- Genre: Drama
- Written by: Mike Leigh
- Directed by: Mike Leigh
- Starring: Brid Brennan Stephen Rea Paula Hamilton Charles Lawson Eileen Pollock
- Composer: Rachel Portman
- Country of origin: United Kingdom
- Original language: English

Production
- Producer: Kenith Trodd
- Cinematography: Remi Adefarasin
- Editor: Robin Sales
- Running time: 96 minutes
- Production company: BBC

Original release
- Network: BBC One
- Release: 29 November 1984

= Four Days in July =

British TV film

Four Days in July is a 1984 television film by Mike Leigh.
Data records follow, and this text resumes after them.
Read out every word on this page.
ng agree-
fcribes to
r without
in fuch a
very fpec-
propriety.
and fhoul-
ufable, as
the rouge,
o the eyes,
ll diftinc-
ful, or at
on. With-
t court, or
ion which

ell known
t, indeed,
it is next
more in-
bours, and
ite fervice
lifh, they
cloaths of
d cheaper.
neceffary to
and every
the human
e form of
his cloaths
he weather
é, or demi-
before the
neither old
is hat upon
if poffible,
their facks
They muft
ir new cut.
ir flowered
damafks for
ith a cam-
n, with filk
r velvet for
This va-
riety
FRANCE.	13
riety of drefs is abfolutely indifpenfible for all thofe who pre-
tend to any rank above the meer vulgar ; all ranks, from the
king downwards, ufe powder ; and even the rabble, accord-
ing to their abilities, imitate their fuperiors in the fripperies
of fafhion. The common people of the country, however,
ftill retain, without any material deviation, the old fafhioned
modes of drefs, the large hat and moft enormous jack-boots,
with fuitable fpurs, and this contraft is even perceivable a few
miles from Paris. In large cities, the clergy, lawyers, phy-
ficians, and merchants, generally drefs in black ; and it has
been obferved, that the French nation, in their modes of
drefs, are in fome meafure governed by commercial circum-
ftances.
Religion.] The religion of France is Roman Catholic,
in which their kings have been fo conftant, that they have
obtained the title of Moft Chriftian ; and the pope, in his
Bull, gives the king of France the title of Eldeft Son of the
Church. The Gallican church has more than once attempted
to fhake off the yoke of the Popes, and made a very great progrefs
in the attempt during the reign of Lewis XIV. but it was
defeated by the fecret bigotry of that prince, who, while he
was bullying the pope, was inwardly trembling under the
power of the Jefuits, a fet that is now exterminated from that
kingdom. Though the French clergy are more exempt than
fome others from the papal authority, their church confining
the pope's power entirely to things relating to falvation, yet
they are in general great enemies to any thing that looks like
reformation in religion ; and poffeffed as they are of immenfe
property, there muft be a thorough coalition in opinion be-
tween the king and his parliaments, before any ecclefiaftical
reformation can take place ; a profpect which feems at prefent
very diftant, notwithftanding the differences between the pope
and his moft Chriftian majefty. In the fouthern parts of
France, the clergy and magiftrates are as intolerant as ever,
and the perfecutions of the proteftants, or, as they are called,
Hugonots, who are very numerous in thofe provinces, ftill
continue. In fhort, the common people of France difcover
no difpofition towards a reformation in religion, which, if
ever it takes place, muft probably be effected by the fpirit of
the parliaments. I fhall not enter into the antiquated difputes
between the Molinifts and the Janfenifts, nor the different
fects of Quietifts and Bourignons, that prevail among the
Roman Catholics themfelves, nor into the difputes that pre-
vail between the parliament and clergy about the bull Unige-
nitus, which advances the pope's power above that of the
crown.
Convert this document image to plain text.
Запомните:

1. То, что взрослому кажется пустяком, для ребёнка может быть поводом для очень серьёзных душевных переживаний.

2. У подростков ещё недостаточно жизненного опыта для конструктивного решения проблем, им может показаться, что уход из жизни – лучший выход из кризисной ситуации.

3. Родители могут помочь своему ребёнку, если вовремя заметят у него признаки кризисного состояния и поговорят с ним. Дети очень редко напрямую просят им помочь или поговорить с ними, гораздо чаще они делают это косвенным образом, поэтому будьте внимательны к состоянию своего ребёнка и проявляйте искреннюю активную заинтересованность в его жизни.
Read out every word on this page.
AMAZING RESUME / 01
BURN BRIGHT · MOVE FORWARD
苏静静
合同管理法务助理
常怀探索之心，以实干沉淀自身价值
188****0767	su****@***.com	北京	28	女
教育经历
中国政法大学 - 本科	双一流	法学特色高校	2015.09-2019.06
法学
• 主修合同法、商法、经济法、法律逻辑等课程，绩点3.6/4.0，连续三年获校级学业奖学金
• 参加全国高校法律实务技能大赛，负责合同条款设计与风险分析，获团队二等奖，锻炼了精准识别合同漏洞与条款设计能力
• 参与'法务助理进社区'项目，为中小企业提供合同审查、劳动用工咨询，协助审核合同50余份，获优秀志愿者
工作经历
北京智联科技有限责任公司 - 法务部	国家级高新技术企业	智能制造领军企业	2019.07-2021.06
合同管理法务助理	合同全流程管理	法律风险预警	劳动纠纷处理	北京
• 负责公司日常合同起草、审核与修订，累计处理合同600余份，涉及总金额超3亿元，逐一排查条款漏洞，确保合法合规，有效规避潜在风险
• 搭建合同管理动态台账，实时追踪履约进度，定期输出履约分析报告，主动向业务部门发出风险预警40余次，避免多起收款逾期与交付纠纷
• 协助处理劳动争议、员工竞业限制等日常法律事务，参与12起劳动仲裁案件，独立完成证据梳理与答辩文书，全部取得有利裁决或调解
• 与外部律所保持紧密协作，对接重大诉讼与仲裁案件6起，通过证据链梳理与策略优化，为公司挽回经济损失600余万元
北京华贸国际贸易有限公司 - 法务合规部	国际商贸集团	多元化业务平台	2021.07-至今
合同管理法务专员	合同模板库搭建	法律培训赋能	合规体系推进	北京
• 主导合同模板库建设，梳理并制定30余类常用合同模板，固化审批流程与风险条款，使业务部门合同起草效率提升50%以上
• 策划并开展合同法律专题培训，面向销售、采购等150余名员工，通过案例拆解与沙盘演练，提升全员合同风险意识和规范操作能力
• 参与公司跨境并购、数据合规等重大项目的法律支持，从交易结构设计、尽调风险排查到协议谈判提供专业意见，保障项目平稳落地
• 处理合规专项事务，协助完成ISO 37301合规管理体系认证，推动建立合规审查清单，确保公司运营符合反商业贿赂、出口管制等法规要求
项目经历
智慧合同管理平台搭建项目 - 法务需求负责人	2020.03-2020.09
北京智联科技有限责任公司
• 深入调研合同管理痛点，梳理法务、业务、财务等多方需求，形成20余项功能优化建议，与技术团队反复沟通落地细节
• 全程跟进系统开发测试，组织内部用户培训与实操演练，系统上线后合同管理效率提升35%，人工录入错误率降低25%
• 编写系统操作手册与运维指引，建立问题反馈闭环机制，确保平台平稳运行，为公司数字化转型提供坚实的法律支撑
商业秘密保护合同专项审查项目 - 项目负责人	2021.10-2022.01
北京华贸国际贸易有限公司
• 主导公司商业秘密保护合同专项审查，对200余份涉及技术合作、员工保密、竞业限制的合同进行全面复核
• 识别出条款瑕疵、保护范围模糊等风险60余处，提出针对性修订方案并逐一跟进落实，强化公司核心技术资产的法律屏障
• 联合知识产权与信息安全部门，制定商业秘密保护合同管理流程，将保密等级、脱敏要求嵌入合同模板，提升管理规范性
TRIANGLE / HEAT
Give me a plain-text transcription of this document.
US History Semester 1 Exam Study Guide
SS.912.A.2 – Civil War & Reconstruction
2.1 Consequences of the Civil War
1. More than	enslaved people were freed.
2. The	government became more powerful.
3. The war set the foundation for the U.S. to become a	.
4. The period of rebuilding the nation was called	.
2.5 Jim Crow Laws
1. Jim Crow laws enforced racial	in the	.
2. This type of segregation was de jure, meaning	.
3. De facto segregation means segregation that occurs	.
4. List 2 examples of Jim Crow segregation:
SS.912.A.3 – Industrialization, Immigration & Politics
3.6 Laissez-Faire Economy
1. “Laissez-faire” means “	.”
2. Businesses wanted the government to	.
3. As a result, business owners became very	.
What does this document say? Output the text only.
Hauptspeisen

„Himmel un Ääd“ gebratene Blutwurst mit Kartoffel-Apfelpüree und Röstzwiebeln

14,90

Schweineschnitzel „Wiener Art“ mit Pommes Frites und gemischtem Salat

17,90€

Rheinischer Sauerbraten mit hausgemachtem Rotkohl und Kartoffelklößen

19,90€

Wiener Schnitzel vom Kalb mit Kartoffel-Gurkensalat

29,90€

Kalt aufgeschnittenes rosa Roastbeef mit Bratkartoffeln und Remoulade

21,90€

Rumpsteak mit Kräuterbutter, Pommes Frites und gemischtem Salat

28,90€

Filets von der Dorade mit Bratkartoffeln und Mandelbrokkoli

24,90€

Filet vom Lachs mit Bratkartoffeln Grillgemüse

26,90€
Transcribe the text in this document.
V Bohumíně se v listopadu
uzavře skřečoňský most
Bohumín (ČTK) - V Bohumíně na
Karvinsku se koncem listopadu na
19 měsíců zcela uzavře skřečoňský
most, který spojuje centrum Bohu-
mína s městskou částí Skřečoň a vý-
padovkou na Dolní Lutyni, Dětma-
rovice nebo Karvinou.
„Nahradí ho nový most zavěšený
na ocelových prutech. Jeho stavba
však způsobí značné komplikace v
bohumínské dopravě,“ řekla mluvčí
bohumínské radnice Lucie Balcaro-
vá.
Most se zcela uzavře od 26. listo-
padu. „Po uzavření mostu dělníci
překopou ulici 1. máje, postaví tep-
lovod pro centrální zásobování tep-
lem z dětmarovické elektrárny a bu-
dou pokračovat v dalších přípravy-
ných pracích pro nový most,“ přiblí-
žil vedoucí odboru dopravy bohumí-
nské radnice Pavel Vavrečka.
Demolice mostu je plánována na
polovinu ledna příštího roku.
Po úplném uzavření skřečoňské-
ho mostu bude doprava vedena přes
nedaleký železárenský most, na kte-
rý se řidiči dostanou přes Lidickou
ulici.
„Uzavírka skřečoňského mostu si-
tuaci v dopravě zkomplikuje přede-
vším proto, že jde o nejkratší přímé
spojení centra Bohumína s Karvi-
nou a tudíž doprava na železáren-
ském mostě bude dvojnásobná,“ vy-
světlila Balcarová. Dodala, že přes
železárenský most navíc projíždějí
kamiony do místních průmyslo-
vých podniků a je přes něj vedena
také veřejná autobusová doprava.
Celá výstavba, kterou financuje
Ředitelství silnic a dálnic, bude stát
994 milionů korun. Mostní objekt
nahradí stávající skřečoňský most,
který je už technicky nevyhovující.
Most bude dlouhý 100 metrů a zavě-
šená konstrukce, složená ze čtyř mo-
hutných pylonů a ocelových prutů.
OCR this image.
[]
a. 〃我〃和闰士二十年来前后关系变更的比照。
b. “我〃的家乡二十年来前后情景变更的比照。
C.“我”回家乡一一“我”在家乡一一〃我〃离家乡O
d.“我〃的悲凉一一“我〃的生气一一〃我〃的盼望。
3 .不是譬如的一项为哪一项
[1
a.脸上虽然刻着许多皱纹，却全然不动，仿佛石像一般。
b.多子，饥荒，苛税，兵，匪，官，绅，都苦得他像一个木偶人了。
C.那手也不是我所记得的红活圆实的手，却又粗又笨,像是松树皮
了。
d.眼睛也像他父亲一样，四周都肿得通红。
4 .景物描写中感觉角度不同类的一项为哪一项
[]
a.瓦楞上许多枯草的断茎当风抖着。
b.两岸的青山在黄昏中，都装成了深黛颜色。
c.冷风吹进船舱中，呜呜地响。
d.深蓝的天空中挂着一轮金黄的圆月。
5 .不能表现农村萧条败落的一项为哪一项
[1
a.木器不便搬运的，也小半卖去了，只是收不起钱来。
Set and filmed in Belfast, the film explores the Troubles by following the daily lives of two couples on either side of Northern Ireland's religious divide, both expecting their first children. The film's action unfolds over 10–13 July 1984; the two couples' children are both born on 12 July, the date of a Protestant celebration in Northern Ireland known as the Twelfth. Despite the politically charged setting, the film is uniquely uneventful, at least on the surface; Paul Clements writes that "It is hard to identify any full length work by Leigh in which less of consequence seems to happen." Broadcast only once, it was Leigh's last film for the BBC.

==Cast and crew==
The film stars Paula Hamilton and Charles Lawson as the Protestant couple, Lorraine and Billy, and Brid Brennan and Des McAleer as the Catholic couple, Collette and Eugene. Stephen Rea, Eileen Pollock, B.J. Hogg, and Shane Connaughton appear in secondary roles. The film's music was composed by Rachel Portman.

==Reception==
In 2009 The Times Kevin Maher praised the film as a "must-see movie for anyone with a compassionate interest in an 800-year-old political sore."